Eventually the property fell into the hands of the Sheffield City Council and became publically owned. I'm not sure why. It might have been taken for back taxes. It might easily have been taken by eminent domain because of its location. The cottage is very nicely positioned on a trail head into one of Sheffield's many city parks and greenbelt open spaces, a place called Whitely Woods, and there has always been much public interest in it since it is in such an idyllic setting. There are even these great Edwardian postcards of the place. In fact you can hike on trails from the house right up to the moors without having to do much more than cross a couple roads.

There's a old waterwheel dam close by, called Wire Mill Dam, with a monument to master cutler Thomas Boulsover, who used the cottage at one point in the 1700s. Family tradition has it that the experiments leading to the creation of Sheffield Plate took place in the kitchen, but like a lot of family traditions, there's a formal historical version that denies this.

In any case, this house was home for my people for long enough that it's come to represent home to myself and my sister. This is the place where my great grandfather grew prize roses and hydrangeas, where my grandfather played as a kid with his brothers and sisters in the dam, the place he returned safely to after the First World War, the place where my mother lived for safety during the Second World War, the place where mother's cousin Ron, an RAF Bomber Command navigator, came home to between postings, and the place where my sister and I would be walked, alongside our mother who is now so very old and sick, but then could out-hike us any day, to see our older relatives.

In the 1960s and 1970s this house seemed like one permanent old folk's afternoon tea party to us kids, with all our great aunts and uncles hanging out there most days whether they lived there or not. It was home to Uncle Bert and Aunt Jane, as well as their unmarried sister Jessie. You could always rely on being teased by Jane, or that Uncle Tom would show you the place where his eye used to be (shot out in the war) or that there would be milk, or later when we were bigger, tea, ham, salad, cake, or if we were really lucky, trifle.

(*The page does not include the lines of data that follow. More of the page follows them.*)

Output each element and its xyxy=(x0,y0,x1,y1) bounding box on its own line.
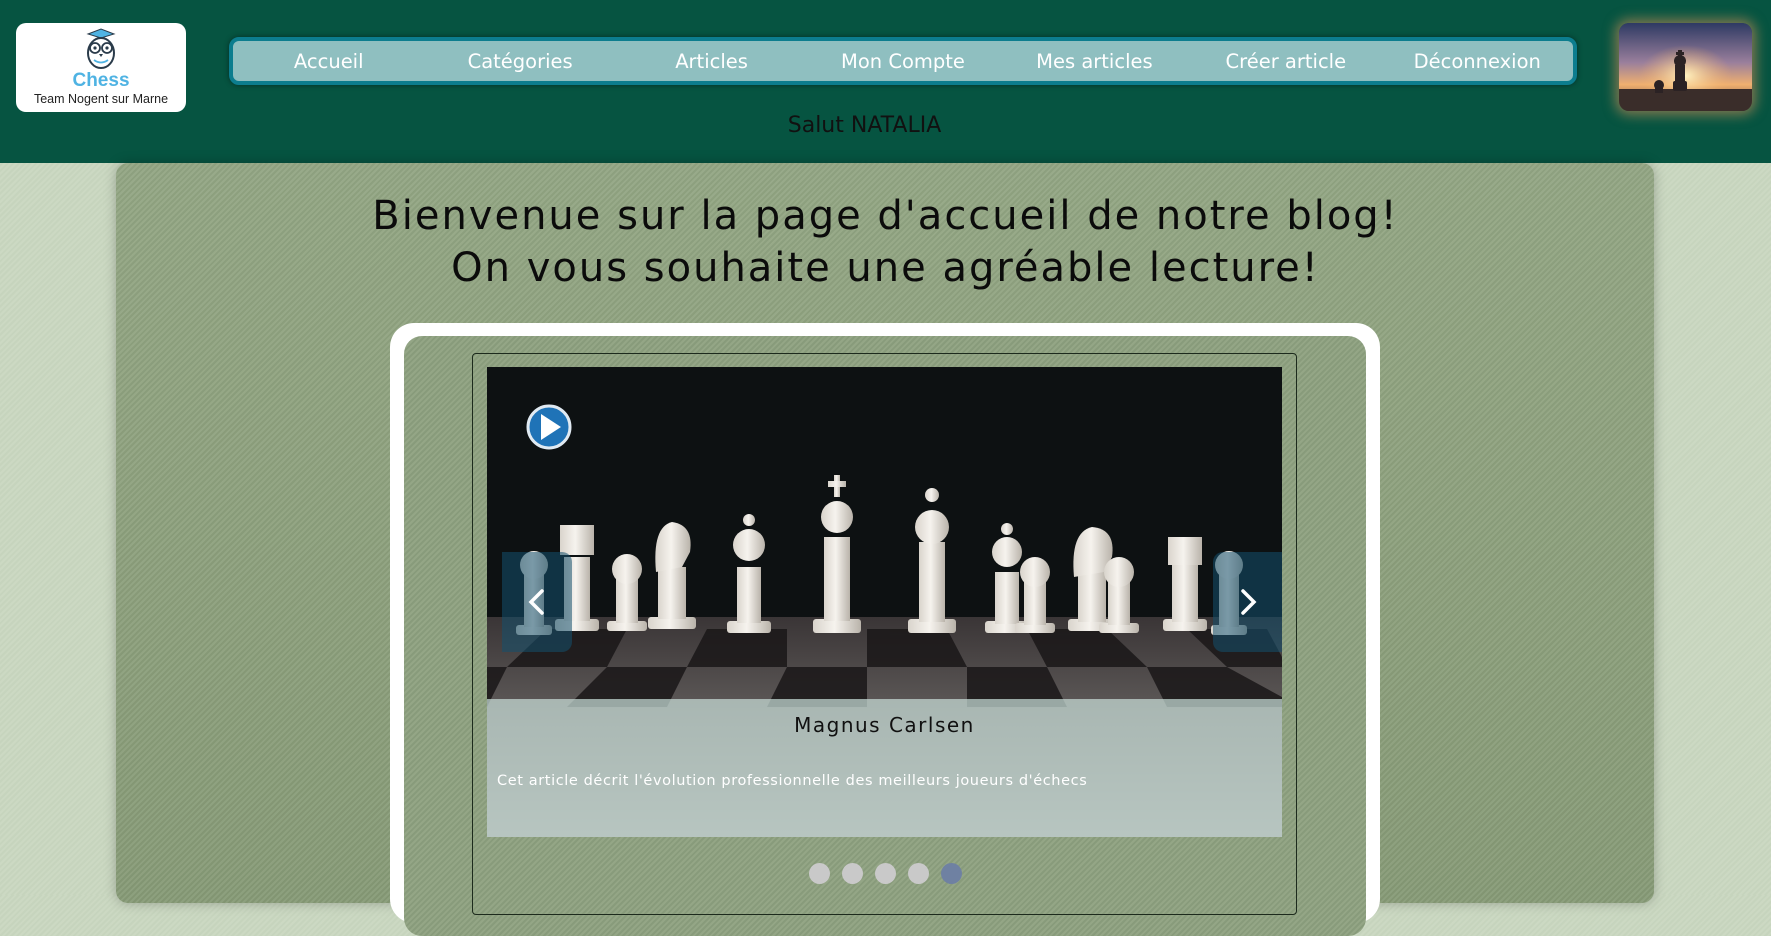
nav-item-deconnexion[interactable]: Déconnexion xyxy=(1382,50,1573,73)
nav-item-mes-articles[interactable]: Mes articles xyxy=(999,50,1190,73)
nav-item-mon-compte[interactable]: Mon Compte xyxy=(807,50,998,73)
owl-logo-icon xyxy=(86,28,116,69)
slide-caption: Magnus Carlsen Cet article décrit l'évol… xyxy=(487,699,1282,837)
welcome-heading: Bienvenue sur la page d'accueil de notre… xyxy=(0,190,1771,294)
slide-title: Magnus Carlsen xyxy=(794,713,975,737)
logo-title: Chess xyxy=(72,70,130,91)
chevron-right-icon xyxy=(1241,589,1257,615)
header-chess-image xyxy=(1619,23,1752,111)
welcome-line-2: On vous souhaite une agréable lecture! xyxy=(451,245,1320,291)
greeting-text: Salut NATALIA xyxy=(787,113,942,138)
carousel-dot-3[interactable] xyxy=(875,863,896,884)
nav-item-accueil[interactable]: Accueil xyxy=(233,50,424,73)
carousel-next-button[interactable] xyxy=(1213,552,1282,652)
carousel-dot-2[interactable] xyxy=(842,863,863,884)
carousel-dot-5[interactable] xyxy=(941,863,962,884)
site-header: Chess Team Nogent sur Marne Accueil Caté… xyxy=(0,0,1771,163)
carousel-slide: Magnus Carlsen Cet article décrit l'évol… xyxy=(487,367,1282,837)
carousel-indicators xyxy=(0,863,1771,884)
logo-subtitle: Team Nogent sur Marne xyxy=(33,92,169,106)
nav-item-categories[interactable]: Catégories xyxy=(424,50,615,73)
carousel-dot-4[interactable] xyxy=(908,863,929,884)
welcome-line-1: Bienvenue sur la page d'accueil de notre… xyxy=(372,193,1399,239)
carousel-dot-1[interactable] xyxy=(809,863,830,884)
slide-description: Cet article décrit l'évolution professio… xyxy=(497,773,1088,789)
chevron-left-icon xyxy=(528,589,544,615)
main-nav: Accueil Catégories Articles Mon Compte M… xyxy=(229,37,1577,85)
carousel-prev-button[interactable] xyxy=(502,552,572,652)
nav-item-articles[interactable]: Articles xyxy=(616,50,807,73)
site-logo[interactable]: Chess Team Nogent sur Marne xyxy=(16,23,186,112)
nav-item-creer-article[interactable]: Créer article xyxy=(1190,50,1381,73)
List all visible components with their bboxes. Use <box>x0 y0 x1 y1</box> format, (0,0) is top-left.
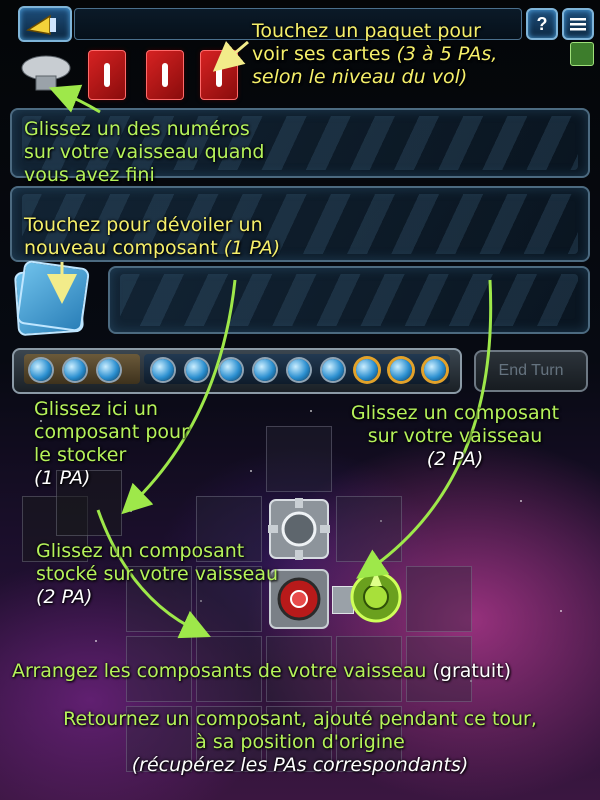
end-turn-button[interactable]: End Turn <box>474 350 588 392</box>
turn-orb <box>322 359 344 381</box>
back-button[interactable] <box>18 6 72 42</box>
ship-cell[interactable] <box>406 566 472 632</box>
ship-status-icon[interactable] <box>570 42 594 66</box>
turn-orb <box>220 359 242 381</box>
tip-drag-number: Glissez un des numéros sur votre vaissea… <box>24 118 265 186</box>
turn-orb <box>64 359 86 381</box>
card-packet-1[interactable] <box>88 50 126 100</box>
back-arrow-icon <box>25 14 56 35</box>
turn-orb <box>30 359 52 381</box>
turn-orb-highlighted <box>390 359 412 381</box>
ship-cell[interactable] <box>336 496 402 562</box>
turn-orb-highlighted <box>356 359 378 381</box>
turn-orb-highlighted <box>424 359 446 381</box>
tip-arrange-components: Arrangez les composants de votre vaissea… <box>12 660 512 682</box>
menu-button[interactable] <box>562 8 594 40</box>
turn-orb <box>288 359 310 381</box>
turn-orb <box>254 359 276 381</box>
turn-orb <box>98 359 120 381</box>
tip-store-component: Glissez ici un composant pour le stocker… <box>34 398 189 489</box>
card-packet-3[interactable] <box>200 50 238 100</box>
hamburger-menu-icon <box>570 18 586 31</box>
component-deck[interactable] <box>15 259 91 333</box>
card-packet-2[interactable] <box>146 50 184 100</box>
tip-card-packet: Touchez un paquet pour voir ses cartes (… <box>252 20 498 88</box>
tip-reveal-component: Touchez pour dévoiler un nouveau composa… <box>24 214 281 259</box>
tip-stored-component: Glissez un composant stocké sur votre va… <box>36 540 279 608</box>
turn-track <box>12 348 462 394</box>
help-button[interactable]: ? <box>526 8 558 40</box>
tip-return-component: Retournez un composant, ajouté pendant c… <box>63 708 537 776</box>
turn-orb <box>152 359 174 381</box>
component-pile-icon[interactable] <box>18 50 74 94</box>
shield-component[interactable] <box>346 566 406 628</box>
revealed-component-panel[interactable] <box>108 266 590 334</box>
help-icon: ? <box>536 13 548 34</box>
turn-orb <box>186 359 208 381</box>
tip-place-component: Glissez un composant sur votre vaisseau … <box>350 402 560 470</box>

Of course they're all gone now, at least the old folks are. In fact there's a second generation of old folks that are now dying out. My mother is living out her days in her hospital bed full of memories of this place, while her cousin Barrie still lives a few hundred yards up the hill, very frail but still walking around the block each day with his two sticks.

And I live in a house in America that is nicely positioned on a historic site on a trail at the edge of the woods. I grow roses but not hydrangeas, and a lot of tomatoes.

But I own this house with my wife Aimee, and indeed we own another one at the other side of the forest ten miles away, one I built with my own hands.

And I am not expected to defer to any man or woman by reason of accident of birth.

I think the old folks would appreciate all that, even though I had to come to America to make it happen.